What types of stories do giant sequoias love to tell? Tall tales, of course.
Why was the pine tree always in trouble? It kept being knotty.
What did the conifer say when he finally got alone with his crush? It’s just yew and me, baby.
A woman who gave birth in a tree was sent to jail
She was charged with treeson
Getting my toy drone stuck in the tree isn’t the worst thing that happened to me today.
But it’s definitely up there.
What types of plants do you get after you plant kisses? Tulips.
What is bigger than a Christmas tree?
A Christmas four
Why are Christmas trees so clean? They know how to spruce things up.
What type of motorcycle do London Plane trees like to ride? Treeumph.
Why did the aspen date the poplar? She really found him to be in-tree-guing.
What did the Christmas tree tell his crush? I pine for you.
If trees could kill you, they wood.
Where do saplings graduate from? Elementree school.
Which tree is more annoying, pine or oak?
Pine. Because pine needles while oak leaves.
Why are trees such great thieves? They really have sticky fingers.
What type of tree can be put inside your hand? A palm tree.
Finally put up the Christmas tree...
It really spruced up the room.
. How can you easily identify a dogwood tree? By listening to the bark.
Not many people liked the new tree I planted.
It wasn’t very poplar.
Why do trees always hold grudges? Because they never fir-get.
What types of books do pines read? Poetree books.
What is the hardest part about being a tree? You have so many limbs, but you still can’t walk.
What did Betula pendula tell her little sister when she was annoyed? Leaf me alone, birch.
Can you tell me what type of weeping tree this is? Yes, but you willow me one later.
Is it hard to count conifers? It’s as simple as one, two, tree!
How did the pines and firs end their war? With a tree-ty.
Why are cedars so hard to get along with? They suffer from bigo-tree and ex-tree-mism.

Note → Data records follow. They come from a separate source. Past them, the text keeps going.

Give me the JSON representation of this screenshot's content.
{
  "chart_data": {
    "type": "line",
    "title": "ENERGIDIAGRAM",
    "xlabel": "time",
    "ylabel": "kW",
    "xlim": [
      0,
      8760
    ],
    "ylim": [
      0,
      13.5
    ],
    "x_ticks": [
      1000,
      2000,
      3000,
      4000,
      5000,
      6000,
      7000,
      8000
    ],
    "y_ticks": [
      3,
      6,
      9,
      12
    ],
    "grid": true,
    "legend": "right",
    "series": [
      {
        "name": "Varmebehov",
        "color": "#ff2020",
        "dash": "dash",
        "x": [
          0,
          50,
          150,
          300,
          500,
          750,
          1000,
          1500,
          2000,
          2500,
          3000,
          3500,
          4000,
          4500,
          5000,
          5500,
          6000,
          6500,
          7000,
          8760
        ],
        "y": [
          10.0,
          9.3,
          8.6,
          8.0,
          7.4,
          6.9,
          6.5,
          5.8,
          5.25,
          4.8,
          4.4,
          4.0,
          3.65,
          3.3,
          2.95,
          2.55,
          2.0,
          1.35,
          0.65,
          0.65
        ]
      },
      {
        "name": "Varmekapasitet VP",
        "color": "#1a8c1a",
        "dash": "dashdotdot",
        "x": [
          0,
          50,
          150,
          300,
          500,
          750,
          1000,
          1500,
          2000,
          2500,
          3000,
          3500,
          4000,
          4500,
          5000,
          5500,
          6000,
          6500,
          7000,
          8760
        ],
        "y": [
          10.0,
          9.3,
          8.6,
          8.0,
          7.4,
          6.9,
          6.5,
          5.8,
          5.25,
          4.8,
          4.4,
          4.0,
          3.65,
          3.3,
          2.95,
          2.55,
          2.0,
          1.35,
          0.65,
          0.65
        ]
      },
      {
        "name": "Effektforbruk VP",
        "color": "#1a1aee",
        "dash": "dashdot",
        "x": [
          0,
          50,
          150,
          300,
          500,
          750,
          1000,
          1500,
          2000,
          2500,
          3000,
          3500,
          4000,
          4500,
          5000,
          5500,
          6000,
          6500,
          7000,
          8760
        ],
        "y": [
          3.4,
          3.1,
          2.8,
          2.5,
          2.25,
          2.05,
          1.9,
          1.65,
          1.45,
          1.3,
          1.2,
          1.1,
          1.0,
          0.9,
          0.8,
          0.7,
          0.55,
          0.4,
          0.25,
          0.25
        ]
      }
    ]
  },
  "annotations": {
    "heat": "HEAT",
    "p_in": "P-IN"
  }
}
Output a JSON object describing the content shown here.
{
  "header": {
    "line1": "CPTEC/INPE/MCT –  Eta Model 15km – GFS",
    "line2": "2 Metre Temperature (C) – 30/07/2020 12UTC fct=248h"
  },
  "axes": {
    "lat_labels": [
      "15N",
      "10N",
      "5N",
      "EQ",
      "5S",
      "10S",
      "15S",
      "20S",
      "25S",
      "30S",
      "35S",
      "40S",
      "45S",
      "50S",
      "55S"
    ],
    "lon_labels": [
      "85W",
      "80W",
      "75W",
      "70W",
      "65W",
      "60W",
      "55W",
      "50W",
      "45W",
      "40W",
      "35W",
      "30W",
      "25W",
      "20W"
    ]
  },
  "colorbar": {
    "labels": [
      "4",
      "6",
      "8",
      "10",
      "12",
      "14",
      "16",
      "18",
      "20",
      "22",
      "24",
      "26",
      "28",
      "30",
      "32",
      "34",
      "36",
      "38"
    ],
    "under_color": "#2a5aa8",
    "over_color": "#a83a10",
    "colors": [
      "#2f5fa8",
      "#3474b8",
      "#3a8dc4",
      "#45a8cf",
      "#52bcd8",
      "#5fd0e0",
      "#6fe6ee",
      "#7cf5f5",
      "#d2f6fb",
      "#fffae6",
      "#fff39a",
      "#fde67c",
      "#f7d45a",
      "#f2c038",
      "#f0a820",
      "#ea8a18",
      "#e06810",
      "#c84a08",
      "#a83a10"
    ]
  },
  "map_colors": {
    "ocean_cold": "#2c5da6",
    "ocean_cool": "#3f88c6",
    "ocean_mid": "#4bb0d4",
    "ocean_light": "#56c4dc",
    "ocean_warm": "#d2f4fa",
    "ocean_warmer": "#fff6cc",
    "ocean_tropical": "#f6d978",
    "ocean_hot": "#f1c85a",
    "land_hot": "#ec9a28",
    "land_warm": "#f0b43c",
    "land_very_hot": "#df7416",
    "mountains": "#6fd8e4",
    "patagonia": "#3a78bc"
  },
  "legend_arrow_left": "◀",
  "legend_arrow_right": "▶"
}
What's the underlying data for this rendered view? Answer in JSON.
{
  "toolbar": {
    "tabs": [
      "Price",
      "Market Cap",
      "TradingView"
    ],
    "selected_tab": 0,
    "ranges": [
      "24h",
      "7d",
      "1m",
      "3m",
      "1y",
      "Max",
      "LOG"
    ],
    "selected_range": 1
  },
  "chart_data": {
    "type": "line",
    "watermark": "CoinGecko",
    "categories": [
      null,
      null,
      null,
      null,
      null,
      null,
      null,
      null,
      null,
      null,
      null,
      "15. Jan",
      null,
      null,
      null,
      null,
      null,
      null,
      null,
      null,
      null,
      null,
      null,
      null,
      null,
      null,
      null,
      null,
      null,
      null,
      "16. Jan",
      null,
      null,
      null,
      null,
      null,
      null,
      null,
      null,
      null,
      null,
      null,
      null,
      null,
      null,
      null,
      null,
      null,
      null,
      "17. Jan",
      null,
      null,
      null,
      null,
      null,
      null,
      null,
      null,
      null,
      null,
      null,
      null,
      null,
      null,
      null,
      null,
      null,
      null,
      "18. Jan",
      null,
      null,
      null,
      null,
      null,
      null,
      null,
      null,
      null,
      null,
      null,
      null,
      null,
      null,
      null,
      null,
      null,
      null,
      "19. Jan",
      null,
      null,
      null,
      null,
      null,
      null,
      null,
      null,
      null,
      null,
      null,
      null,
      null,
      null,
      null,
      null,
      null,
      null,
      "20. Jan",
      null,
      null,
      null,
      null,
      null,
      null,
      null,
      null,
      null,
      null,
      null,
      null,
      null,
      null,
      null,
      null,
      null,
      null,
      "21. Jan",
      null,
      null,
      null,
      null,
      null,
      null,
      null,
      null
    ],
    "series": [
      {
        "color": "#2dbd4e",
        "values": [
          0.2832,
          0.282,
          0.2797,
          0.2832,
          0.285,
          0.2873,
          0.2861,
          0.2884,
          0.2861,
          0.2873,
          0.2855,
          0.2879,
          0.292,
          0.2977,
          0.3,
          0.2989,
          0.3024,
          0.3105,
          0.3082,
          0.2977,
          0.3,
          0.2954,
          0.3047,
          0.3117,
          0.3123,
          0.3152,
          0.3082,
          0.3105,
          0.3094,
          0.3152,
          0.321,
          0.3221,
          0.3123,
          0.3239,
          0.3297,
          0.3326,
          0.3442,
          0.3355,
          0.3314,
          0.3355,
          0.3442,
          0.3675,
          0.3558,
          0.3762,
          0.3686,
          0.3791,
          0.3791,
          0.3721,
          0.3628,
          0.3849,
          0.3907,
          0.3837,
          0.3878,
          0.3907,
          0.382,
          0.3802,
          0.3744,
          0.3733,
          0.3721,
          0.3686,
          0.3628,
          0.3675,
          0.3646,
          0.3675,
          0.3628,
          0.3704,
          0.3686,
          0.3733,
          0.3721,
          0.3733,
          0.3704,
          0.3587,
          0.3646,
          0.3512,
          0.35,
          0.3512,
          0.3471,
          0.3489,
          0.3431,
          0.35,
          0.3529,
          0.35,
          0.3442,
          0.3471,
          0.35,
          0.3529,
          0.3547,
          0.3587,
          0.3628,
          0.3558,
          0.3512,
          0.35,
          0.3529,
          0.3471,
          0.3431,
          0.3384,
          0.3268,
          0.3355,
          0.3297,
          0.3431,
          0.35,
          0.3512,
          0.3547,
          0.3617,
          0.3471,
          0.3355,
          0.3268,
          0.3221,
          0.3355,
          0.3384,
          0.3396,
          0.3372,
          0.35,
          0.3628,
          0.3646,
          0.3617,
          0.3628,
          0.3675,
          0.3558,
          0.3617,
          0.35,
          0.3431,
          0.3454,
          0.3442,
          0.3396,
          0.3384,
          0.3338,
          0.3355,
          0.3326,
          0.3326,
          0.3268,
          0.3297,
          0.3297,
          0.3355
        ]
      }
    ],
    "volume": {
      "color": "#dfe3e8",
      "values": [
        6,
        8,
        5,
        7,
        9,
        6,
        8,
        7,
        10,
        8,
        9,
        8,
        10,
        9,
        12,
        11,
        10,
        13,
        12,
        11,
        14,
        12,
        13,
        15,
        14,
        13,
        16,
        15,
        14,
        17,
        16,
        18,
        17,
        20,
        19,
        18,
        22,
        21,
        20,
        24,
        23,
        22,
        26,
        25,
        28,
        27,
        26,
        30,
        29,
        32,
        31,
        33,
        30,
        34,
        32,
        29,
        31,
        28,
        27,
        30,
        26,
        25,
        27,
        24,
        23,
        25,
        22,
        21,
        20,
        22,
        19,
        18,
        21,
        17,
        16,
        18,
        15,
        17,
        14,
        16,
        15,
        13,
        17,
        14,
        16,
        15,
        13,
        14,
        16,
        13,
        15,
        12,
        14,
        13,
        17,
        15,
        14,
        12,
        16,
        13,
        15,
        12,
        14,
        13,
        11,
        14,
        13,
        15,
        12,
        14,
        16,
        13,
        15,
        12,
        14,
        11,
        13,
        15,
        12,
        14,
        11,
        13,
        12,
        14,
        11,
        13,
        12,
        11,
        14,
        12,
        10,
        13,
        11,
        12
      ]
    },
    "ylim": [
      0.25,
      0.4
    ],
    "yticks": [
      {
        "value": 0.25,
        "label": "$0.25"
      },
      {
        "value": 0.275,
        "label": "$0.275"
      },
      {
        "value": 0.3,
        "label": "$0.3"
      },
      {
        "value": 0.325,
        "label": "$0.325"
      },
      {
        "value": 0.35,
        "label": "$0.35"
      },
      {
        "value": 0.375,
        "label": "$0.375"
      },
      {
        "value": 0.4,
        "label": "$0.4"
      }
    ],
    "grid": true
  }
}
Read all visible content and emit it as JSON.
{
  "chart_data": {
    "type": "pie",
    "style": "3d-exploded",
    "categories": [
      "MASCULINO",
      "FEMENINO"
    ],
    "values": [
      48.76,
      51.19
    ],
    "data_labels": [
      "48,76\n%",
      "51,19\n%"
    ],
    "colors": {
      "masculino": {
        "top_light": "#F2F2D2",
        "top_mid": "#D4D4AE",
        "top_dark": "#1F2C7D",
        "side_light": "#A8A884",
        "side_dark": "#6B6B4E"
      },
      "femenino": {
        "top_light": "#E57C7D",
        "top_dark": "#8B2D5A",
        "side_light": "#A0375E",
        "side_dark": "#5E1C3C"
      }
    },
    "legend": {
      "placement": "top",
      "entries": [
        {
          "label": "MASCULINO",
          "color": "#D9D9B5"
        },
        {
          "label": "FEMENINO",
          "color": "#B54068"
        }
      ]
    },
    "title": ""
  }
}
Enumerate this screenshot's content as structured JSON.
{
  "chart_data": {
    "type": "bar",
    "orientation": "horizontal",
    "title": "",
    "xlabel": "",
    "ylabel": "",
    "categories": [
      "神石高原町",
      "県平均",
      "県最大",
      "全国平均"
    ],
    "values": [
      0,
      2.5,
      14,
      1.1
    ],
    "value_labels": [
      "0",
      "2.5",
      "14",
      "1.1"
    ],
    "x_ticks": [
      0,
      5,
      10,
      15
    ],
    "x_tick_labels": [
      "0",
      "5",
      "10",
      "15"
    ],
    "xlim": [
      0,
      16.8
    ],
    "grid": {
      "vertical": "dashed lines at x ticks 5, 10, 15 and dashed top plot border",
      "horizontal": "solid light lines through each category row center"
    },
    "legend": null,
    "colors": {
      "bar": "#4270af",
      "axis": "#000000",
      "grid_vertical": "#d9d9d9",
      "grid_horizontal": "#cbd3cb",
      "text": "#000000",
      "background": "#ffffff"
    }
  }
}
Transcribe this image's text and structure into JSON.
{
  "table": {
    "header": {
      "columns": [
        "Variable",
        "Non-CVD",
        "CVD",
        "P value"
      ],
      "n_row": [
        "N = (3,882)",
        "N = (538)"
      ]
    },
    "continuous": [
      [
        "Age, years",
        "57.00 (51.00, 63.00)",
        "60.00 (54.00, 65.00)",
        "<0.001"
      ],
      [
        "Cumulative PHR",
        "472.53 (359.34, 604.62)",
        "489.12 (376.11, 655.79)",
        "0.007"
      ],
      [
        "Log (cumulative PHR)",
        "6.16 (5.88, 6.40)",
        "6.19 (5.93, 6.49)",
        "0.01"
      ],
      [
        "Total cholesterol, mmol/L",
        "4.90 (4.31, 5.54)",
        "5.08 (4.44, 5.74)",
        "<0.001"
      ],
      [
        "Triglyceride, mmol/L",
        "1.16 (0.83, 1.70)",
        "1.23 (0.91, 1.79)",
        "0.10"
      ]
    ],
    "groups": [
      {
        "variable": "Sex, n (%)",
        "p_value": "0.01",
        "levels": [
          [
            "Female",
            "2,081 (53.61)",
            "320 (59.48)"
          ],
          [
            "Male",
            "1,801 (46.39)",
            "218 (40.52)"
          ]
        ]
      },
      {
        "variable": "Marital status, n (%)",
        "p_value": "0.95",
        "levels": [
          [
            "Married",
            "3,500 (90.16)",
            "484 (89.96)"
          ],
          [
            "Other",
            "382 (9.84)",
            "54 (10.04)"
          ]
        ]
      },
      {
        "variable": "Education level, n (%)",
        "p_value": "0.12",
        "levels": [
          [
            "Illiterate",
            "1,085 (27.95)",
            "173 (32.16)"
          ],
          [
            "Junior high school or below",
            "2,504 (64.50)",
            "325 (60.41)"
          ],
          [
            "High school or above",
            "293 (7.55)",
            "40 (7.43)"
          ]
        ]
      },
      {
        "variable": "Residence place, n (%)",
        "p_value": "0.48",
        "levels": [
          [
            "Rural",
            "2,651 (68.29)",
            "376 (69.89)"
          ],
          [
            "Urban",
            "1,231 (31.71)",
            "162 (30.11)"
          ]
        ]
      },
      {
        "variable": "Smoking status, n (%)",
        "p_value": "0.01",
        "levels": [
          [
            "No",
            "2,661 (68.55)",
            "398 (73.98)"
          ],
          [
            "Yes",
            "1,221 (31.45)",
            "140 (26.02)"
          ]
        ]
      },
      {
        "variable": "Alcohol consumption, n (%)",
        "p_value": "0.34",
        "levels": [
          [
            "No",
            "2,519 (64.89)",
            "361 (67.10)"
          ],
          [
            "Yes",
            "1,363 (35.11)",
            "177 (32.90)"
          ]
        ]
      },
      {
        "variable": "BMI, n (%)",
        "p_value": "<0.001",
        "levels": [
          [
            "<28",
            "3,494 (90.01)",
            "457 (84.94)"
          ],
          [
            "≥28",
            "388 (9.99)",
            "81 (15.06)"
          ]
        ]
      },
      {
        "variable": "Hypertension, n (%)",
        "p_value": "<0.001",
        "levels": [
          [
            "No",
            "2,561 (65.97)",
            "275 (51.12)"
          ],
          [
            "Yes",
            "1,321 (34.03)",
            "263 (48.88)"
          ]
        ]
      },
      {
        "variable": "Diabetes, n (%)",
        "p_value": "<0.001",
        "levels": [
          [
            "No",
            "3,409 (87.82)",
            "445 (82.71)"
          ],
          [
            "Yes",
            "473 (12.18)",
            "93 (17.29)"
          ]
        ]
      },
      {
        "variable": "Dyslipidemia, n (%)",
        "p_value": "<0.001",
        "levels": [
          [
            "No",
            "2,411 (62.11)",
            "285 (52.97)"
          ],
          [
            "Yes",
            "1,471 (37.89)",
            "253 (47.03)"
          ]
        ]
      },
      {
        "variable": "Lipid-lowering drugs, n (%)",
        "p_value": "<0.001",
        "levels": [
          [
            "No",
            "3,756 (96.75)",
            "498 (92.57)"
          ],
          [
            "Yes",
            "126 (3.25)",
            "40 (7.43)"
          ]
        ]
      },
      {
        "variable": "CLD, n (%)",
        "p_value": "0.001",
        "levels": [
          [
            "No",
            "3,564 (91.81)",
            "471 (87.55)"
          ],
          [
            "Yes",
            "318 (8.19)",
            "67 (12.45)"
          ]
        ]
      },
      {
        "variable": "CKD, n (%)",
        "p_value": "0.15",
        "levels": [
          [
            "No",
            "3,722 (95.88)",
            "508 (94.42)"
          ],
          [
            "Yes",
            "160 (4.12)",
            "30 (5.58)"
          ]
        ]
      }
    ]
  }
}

What did the eskimo say when he chopped down a tree?
Tim-brrr
So I cut down a tree using my vision today
It’s true, I SAW it with my own eyes.
What do you call a tree with no tinsel, baubles, or topping?
A tree.
Why are trees so silly? All of their puns arboring and acorny.
What do you call a martial arts expert in a tree?
Bruce Leaf.
Why are trees a popular Christmas decoration? They look good in boughs.
Today a large tree suddenly fell over right in front of me.
I was stumped.
What is a birch’s favorite dinosaur? The Tree
Rex.
Why are trees the best frenemies? They are great at throwing shade.
Why is it always quiet in the forest? Because all of the trees sleep like a dog.
Why don’t trees travel in groups? Because two’s a company, but tree’s a crowd.
What has leaves, is green and a trunk? A houseplant heading on vacation.
Why did the banana tree have to make a doctor’s appointment during the hurricane? Her fruit was peeling under the weather.
Where do birch trees keep their jewelry? In the river bank.
What did Sherlock Holmes say when he caught the Christmas tree bandit? It was elemen-tree, my dear Watt-son.
Why was it hard for police to catch the tree bandit? He had them stumped.
Why was the tree doctor so good at his job? He could always get to the root of the problem.
Why wouldn’t the squirrel collect the oak’s acorns today? She called in sick and then went to the beech.
Why did the Platanus occidentalis have to go to the doctor more than the other trees? Because it was always sycamore.
Why aren’t trees competitive sports fans? They like to root for everyone.
What is it called when a tree has back problems?
ScoliOAKsis
Why do trees always walk so slowly? All they can do is lumber around.
What is the same shape and size as a sequoia tree, but weighs nothing at all? The tree’s shadow.